Reference: services/adguard/README.md


8. Cut Over DNS from PiHole to AdGuard

Where: UDM SE > Settings > Networks + Settings > Internet

Prerequisite: AdGuard running and verified (step 7). infra-services must have Tailscale prefer-main routing for 192.168.6.0/24 (Ansible tailscale role — see AdGuard — Servers VLAN caveat).

Steps

  1. Internet → WAN1 → DNS (IPv4 only for now):
  2. Manual DNS 192.168.6.17
  3. Clear any legacy PiHole IPv4 (192.168.6.80) and IPv6 entries
  4. IPv6 DNS: leave blank until AdGuard publishes v6 (optional later)

  5. For each VLAN network on the UDM:

  6. Settings > Networks > click the network
  7. Under DHCP > DNS Server → 192.168.6.17
  8. Save

Servers VLAN (4): can use 192.168.6.17 directly now that the Tailscale routing fix is in place. Gateway-as-DNS (.1) also works if WAN upstream points at AdGuard.
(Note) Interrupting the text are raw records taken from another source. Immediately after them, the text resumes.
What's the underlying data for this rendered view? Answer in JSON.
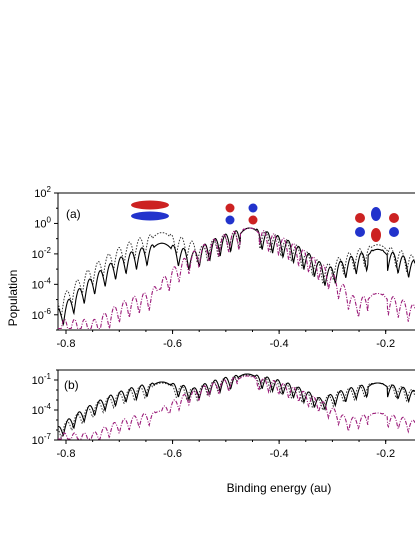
{
  "chart_data": {
    "type": "line",
    "ylabel": "Population",
    "xlabel": "Binding energy (au)",
    "xlim": [
      -0.815,
      -0.145
    ],
    "x_ticks": [
      -0.8,
      -0.6,
      -0.4,
      -0.2
    ],
    "x_tick_labels": [
      "-0.8",
      "-0.6",
      "-0.4",
      "-0.2"
    ],
    "colors": {
      "solid": "#000000",
      "dotted": "#333333",
      "dashdot": "#9b1d7a",
      "orbital_red": "#cc2222",
      "orbital_blue": "#2233cc"
    },
    "panels": [
      {
        "label": "(a)",
        "y_scale": "log",
        "ylim_exp": [
          -7,
          2
        ],
        "y_ticks_exp": [
          2,
          0,
          -2,
          -4,
          -6
        ],
        "y_tick_labels": [
          {
            "base": "10",
            "exp": "2"
          },
          {
            "base": "10",
            "exp": "0"
          },
          {
            "base": "10",
            "exp": "-2"
          },
          {
            "base": "10",
            "exp": "-4"
          },
          {
            "base": "10",
            "exp": "-6"
          }
        ],
        "peaks": [
          {
            "x": -0.62,
            "solid_exp": -1.3,
            "dotted_exp": -0.6,
            "dashdot_exp": -4.3
          },
          {
            "x": -0.455,
            "solid_exp": -0.3,
            "dotted_exp": -0.3,
            "dashdot_exp": -0.3
          },
          {
            "x": -0.215,
            "solid_exp": -1.7,
            "dotted_exp": -1.4,
            "dashdot_exp": -4.6
          }
        ],
        "baseline_exp": {
          "solid": -5.6,
          "dotted": -5.0,
          "dashdot": -6.3
        },
        "orbitals": [
          "sigma-orbital",
          "pi-orbital",
          "delta-orbital"
        ]
      },
      {
        "label": "(b)",
        "y_scale": "log",
        "ylim_exp": [
          -7,
          0
        ],
        "y_ticks_exp": [
          -1,
          -4,
          -7
        ],
        "y_tick_labels": [
          {
            "base": "10",
            "exp": "-1"
          },
          {
            "base": "10",
            "exp": "-4"
          },
          {
            "base": "10",
            "exp": "-7"
          }
        ],
        "peaks": [
          {
            "x": -0.62,
            "solid_exp": -1.2,
            "dotted_exp": -1.3,
            "dashdot_exp": -4.1
          },
          {
            "x": -0.46,
            "solid_exp": -0.4,
            "dotted_exp": -0.5,
            "dashdot_exp": -0.6
          },
          {
            "x": -0.215,
            "solid_exp": -1.3,
            "dotted_exp": -1.3,
            "dashdot_exp": -4.3
          }
        ],
        "baseline_exp": {
          "solid": -5.8,
          "dotted": -5.6,
          "dashdot": -6.3
        }
      }
    ]
  }
}
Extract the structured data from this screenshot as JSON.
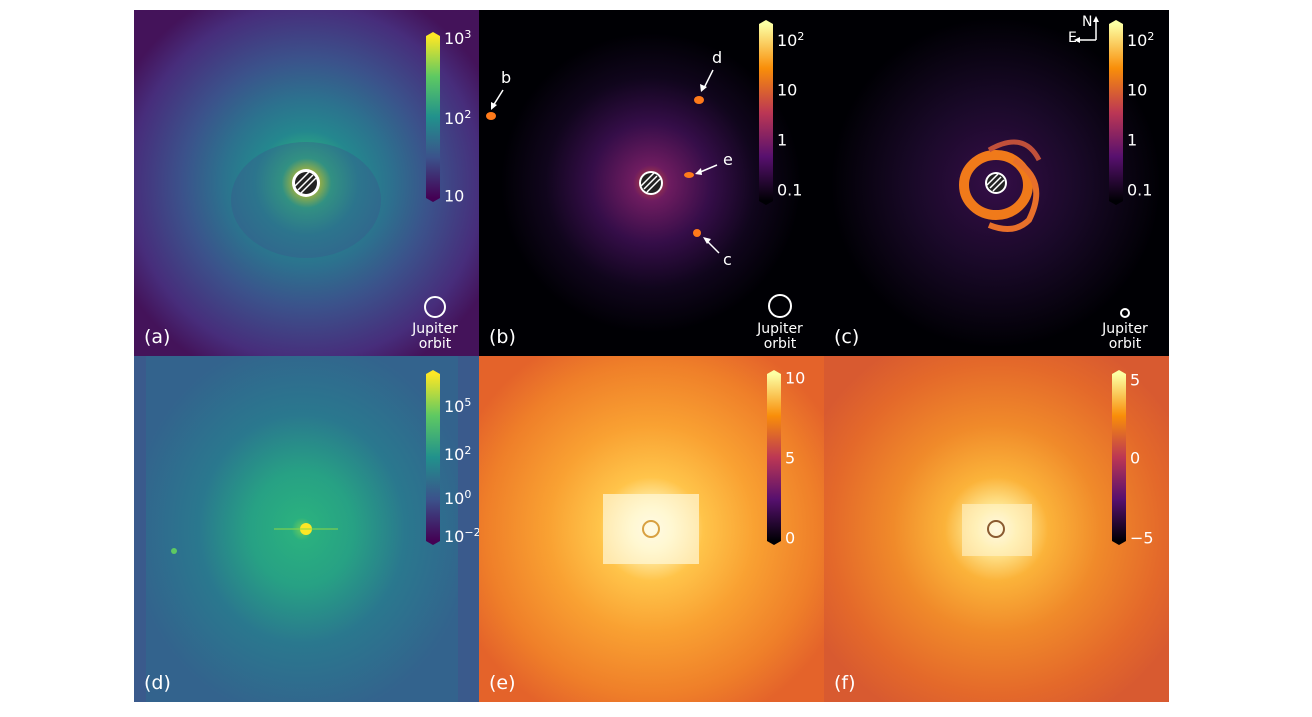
{
  "panels": [
    {
      "id": "a",
      "label": "(a)",
      "colorbar_ticks": [
        "10",
        "10",
        "10"
      ],
      "colorbar_exp": [
        "3",
        "2",
        ""
      ],
      "jupiter": [
        "Jupiter",
        "orbit"
      ]
    },
    {
      "id": "b",
      "label": "(b)",
      "colorbar_ticks": [
        "10",
        "10",
        "1",
        "0.1"
      ],
      "colorbar_exp": [
        "2",
        "",
        "",
        ""
      ],
      "planets": [
        "b",
        "c",
        "d",
        "e"
      ],
      "jupiter": [
        "Jupiter",
        "orbit"
      ]
    },
    {
      "id": "c",
      "label": "(c)",
      "colorbar_ticks": [
        "10",
        "10",
        "1",
        "0.1"
      ],
      "colorbar_exp": [
        "2",
        "",
        "",
        ""
      ],
      "compass": {
        "north": "N",
        "east": "E"
      },
      "jupiter": [
        "Jupiter",
        "orbit"
      ]
    },
    {
      "id": "d",
      "label": "(d)",
      "colorbar_ticks": [
        "10",
        "10",
        "10",
        "10"
      ],
      "colorbar_exp": [
        "5",
        "2",
        "0",
        "−2"
      ]
    },
    {
      "id": "e",
      "label": "(e)",
      "colorbar_ticks": [
        "10",
        "5",
        "0"
      ]
    },
    {
      "id": "f",
      "label": "(f)",
      "colorbar_ticks": [
        "5",
        "0",
        "−5"
      ]
    }
  ],
  "colors": {
    "viridis_dark": "#440154",
    "viridis_mid": "#21918c",
    "viridis_light": "#fde725",
    "inferno_dark": "#000004",
    "inferno_mid": "#bc3754",
    "inferno_light": "#fcffa4",
    "background_orange": "#e8702a"
  }
}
  1. Renew DHCP on clients (or reboot). On Ubuntu hosts, avoid one-off resolvectl dns — use netplan dhcp4-overrides: use-dns: false only if you need static overrides.

Verify

  • dig @192.168.6.17 google.com from a Servers VLAN host (e.g. saltierpoop)
  • dig google.com on that host (systemd-resolved / DHCP DNS)
  • Browse the web; check AdGuard dashboard for query activity
  • dig @192.168.6.17 infra-services.lab.local192.168.6.17

Parallel run

Keep PiHole (LXC 104) running for 48 hours after cutover. If anything breaks, revert DHCP DNS to 192.168.6.80 and WAN DNS to PiHole on the UDM.


9. Decommission PiHole LXC 104 (blocktopus)

Where: Proxmox UI or CLI

Prerequisite: 48-hour parallel run with AdGuard (step 8) verified.

Steps

  1. Verify no clients are still using PiHole:
  2. SSH to PiHole (192.168.6.80) and check query logs
  3. If queries are still coming in, something still points at the old DNS

  4. Stop the LXC:

ssh root@192.168.6.71  # Proxmox
pct stop 104
  1. Wait 24-48 hours. If nothing breaks, destroy it:
pct destroy 104 --purge
  1. Let me know when done so I can update inventory and docs.